Getting Started With Creativity
Getting started with Creativity in your organisation
Creativity is a powerful business tool
Creativity can be used every day for events such as meetings. Why not rewrite the ‘Meetings Handbook’ to include Edward de Bono’s Six Thinking Hats or include relaxation or visualisation as part of everyday working life? There are many ways of using creativity, however, I believe that a good starting point is to:
- Measure the current creative climate within the organisation (How? use our Innovation Toolkit …)
- Create a toolbox of essential models and techniques
- Develop creative leaders and managers
- Form creative teams
- Explore alternative techniques for change, problem-solving and creating strategy
- Use an external facilitator or catalyst to help kick-start the process
As a bare minimum, we believe that you should be looking at the following areas within your business or organisation. The list is only a small subset of the areas that we look at when carrying out audits. Contact us to find out how we can help you. In the meantime, you can use the following to take a look at possible areas for improvement within your organisation.
Strategic barriers to Creativity
Strategic barriers to creativity include, but are not limited to the following:
- Preferred ways of decision making
- Solving problems
- Use of finance
- Assessment of, and attitude towards risk
‘Good’ organisational culture is characterised by individuals feeling empowered, constructive personal relationships and a sense of time and space to ‘play’ and learn.
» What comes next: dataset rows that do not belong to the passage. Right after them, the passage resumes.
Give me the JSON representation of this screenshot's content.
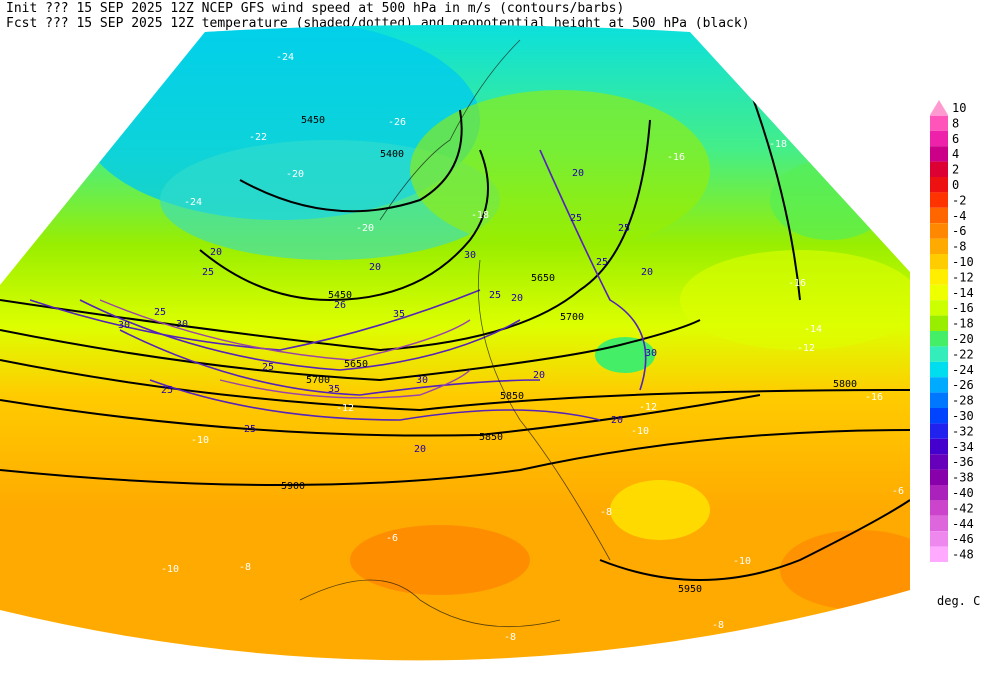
{
  "header": {
    "line1": "Init  ??? 15 SEP 2025 12Z  NCEP GFS wind speed at 500 hPa in m/s (contours/barbs)",
    "line2": "Fcst ??? 15 SEP 2025 12Z  temperature (shaded/dotted) and geopotential height at 500 hPa (black)"
  },
  "colorbar": {
    "unit": "deg. C",
    "levels": [
      10,
      8,
      6,
      4,
      2,
      0,
      -2,
      -4,
      -6,
      -8,
      -10,
      -12,
      -14,
      -16,
      -18,
      -20,
      -22,
      -24,
      -26,
      -28,
      -30,
      -32,
      -34,
      -36,
      -38,
      -40,
      -42,
      -44,
      -46,
      -48
    ],
    "colors": [
      "#ff9ad0",
      "#ff55bb",
      "#ee22aa",
      "#cc0088",
      "#dd0033",
      "#ee1111",
      "#ff3300",
      "#ff6600",
      "#ff8800",
      "#ffaa00",
      "#ffcc00",
      "#ffee00",
      "#eeff00",
      "#ccff00",
      "#99ee00",
      "#44ee66",
      "#33eebb",
      "#00ddee",
      "#00aaff",
      "#0077ff",
      "#0044ff",
      "#2222ee",
      "#4400cc",
      "#6600bb",
      "#8800aa",
      "#aa22bb",
      "#cc44cc",
      "#dd66dd",
      "#ee88ee",
      "#ffaaff"
    ]
  },
  "map": {
    "height_labels": [
      5450,
      5400,
      5450,
      5650,
      5700,
      5650,
      5700,
      5800,
      5850,
      5850,
      5900,
      5950
    ],
    "temperature_labels": [
      -24,
      -22,
      -20,
      -26,
      -24,
      -20,
      -18,
      -16,
      -18,
      -16,
      -14,
      -12,
      -16,
      -12,
      -12,
      -10,
      -10,
      -8,
      -6,
      -8,
      -10,
      -10,
      -8,
      -8,
      -6
    ],
    "wind_labels": [
      20,
      25,
      20,
      30,
      26,
      25,
      20,
      30,
      25,
      30,
      35,
      25,
      30,
      35,
      25,
      25,
      20,
      20,
      25,
      25,
      25,
      20,
      20,
      20,
      30
    ]
  }
}
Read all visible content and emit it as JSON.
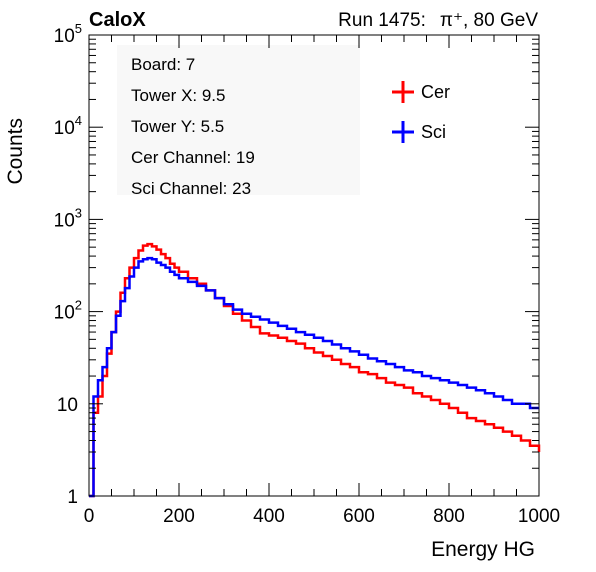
{
  "header": {
    "left_title": "CaloX",
    "run_label": "Run 1475:",
    "particle": "π⁺",
    "energy": ", 80 GeV"
  },
  "info_box": [
    "Board: 7",
    "Tower X: 9.5",
    "Tower Y: 5.5",
    "Cer Channel: 19",
    "Sci Channel: 23"
  ],
  "colors": {
    "cer": "#ff0000",
    "sci": "#0000ff"
  },
  "chart_data": {
    "type": "line",
    "xlabel": "Energy HG",
    "ylabel": "Counts",
    "xlim": [
      0,
      1000
    ],
    "ylim": [
      1,
      100000
    ],
    "yscale": "log",
    "xticks": [
      "0",
      "200",
      "400",
      "600",
      "800",
      "1000"
    ],
    "yticks": [
      {
        "base": "1",
        "exp": ""
      },
      {
        "base": "10",
        "exp": ""
      },
      {
        "base": "10",
        "exp": "2"
      },
      {
        "base": "10",
        "exp": "3"
      },
      {
        "base": "10",
        "exp": "4"
      },
      {
        "base": "10",
        "exp": "5"
      }
    ],
    "legend": "top-right",
    "grid": false,
    "series": [
      {
        "name": "Cer",
        "color": "#ff0000",
        "x": [
          0,
          10,
          20,
          30,
          40,
          50,
          60,
          70,
          80,
          90,
          100,
          110,
          120,
          130,
          140,
          150,
          160,
          170,
          180,
          190,
          200,
          220,
          240,
          260,
          280,
          300,
          320,
          340,
          360,
          380,
          400,
          420,
          440,
          460,
          480,
          500,
          520,
          540,
          560,
          580,
          600,
          620,
          640,
          660,
          680,
          700,
          720,
          740,
          760,
          780,
          800,
          820,
          840,
          860,
          880,
          900,
          920,
          940,
          960,
          980,
          1000
        ],
        "y": [
          1,
          8,
          12,
          20,
          35,
          60,
          100,
          160,
          230,
          300,
          380,
          460,
          520,
          540,
          510,
          470,
          420,
          380,
          330,
          300,
          270,
          230,
          200,
          170,
          140,
          115,
          95,
          80,
          68,
          58,
          55,
          52,
          48,
          45,
          40,
          36,
          33,
          30,
          27,
          25,
          22,
          21,
          19,
          17,
          16,
          15,
          13,
          12,
          11,
          10,
          9,
          8,
          7,
          6.5,
          6,
          5.5,
          5,
          4.5,
          4,
          3.5,
          3
        ]
      },
      {
        "name": "Sci",
        "color": "#0000ff",
        "x": [
          0,
          10,
          20,
          30,
          40,
          50,
          60,
          70,
          80,
          90,
          100,
          110,
          120,
          130,
          140,
          150,
          160,
          170,
          180,
          190,
          200,
          220,
          240,
          260,
          280,
          300,
          320,
          340,
          360,
          380,
          400,
          420,
          440,
          460,
          480,
          500,
          520,
          540,
          560,
          580,
          600,
          620,
          640,
          660,
          680,
          700,
          720,
          740,
          760,
          780,
          800,
          820,
          840,
          860,
          880,
          900,
          920,
          940,
          960,
          980,
          1000
        ],
        "y": [
          1,
          12,
          18,
          25,
          40,
          60,
          90,
          130,
          180,
          240,
          300,
          350,
          370,
          380,
          370,
          340,
          320,
          300,
          270,
          250,
          230,
          210,
          190,
          170,
          140,
          120,
          105,
          95,
          88,
          82,
          76,
          70,
          65,
          60,
          56,
          52,
          48,
          44,
          40,
          37,
          34,
          31,
          29,
          27,
          25,
          23,
          22,
          20,
          19,
          18,
          17,
          16,
          15,
          14,
          13,
          12,
          11,
          10,
          10,
          9,
          9
        ]
      }
    ]
  }
}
There should also be a feeling that the organisation acts as a whole with high intrinsic motivation amongst employees. There is nothing that you can do directly to create the ideal culture for creativity to flourish, all you can do is create the right environment and let it grow. This is a little like gardening. We can plant seeds or plants, water and feed them but standing and shouting GROW at them does not work.
This is culture that is espoused by those in senior positions. If the organisation is in balance then organisational and corporate culture will mirror each other. Espoused values should centre on trust and freedom and open communications with tacit and explicit knowledge being valued equally.
Time should be allowed to prototype, to learn not to repeat our failures and to capture experiences for reuse later. Most importantly, all of these processes must be systematic. Quite often knowledge is seen as a source of power and the ability to learn and share might require a shift in HR policies within an organisation.
Process and Structure
Creativity must be’”un-managed’ i.e. a framework is required but without prescriptive manuals or procedures. It must be part of the organisational fabric. This will impact HR policies and also the way in which the organisation is led and managed. The types of structure required are loose and flexible, rather like those found in emerging social networks.
Leadership and Management
Strategic direction is set by those at the top. Often there are no concrete objectives and a strategy emerges quite by accident. A creative organisation must know where it is supposed to be going and what resources it has to do the job required. Research has shown that significantly over-resourcing a project has no effect and neither does under-resourcing. Creative Leadership requires both a traditional set of Leadership and Management tools and some new tools and techniques. Creative Leaders must be flexible, be able to live with ambiguity and select the right tools for the job.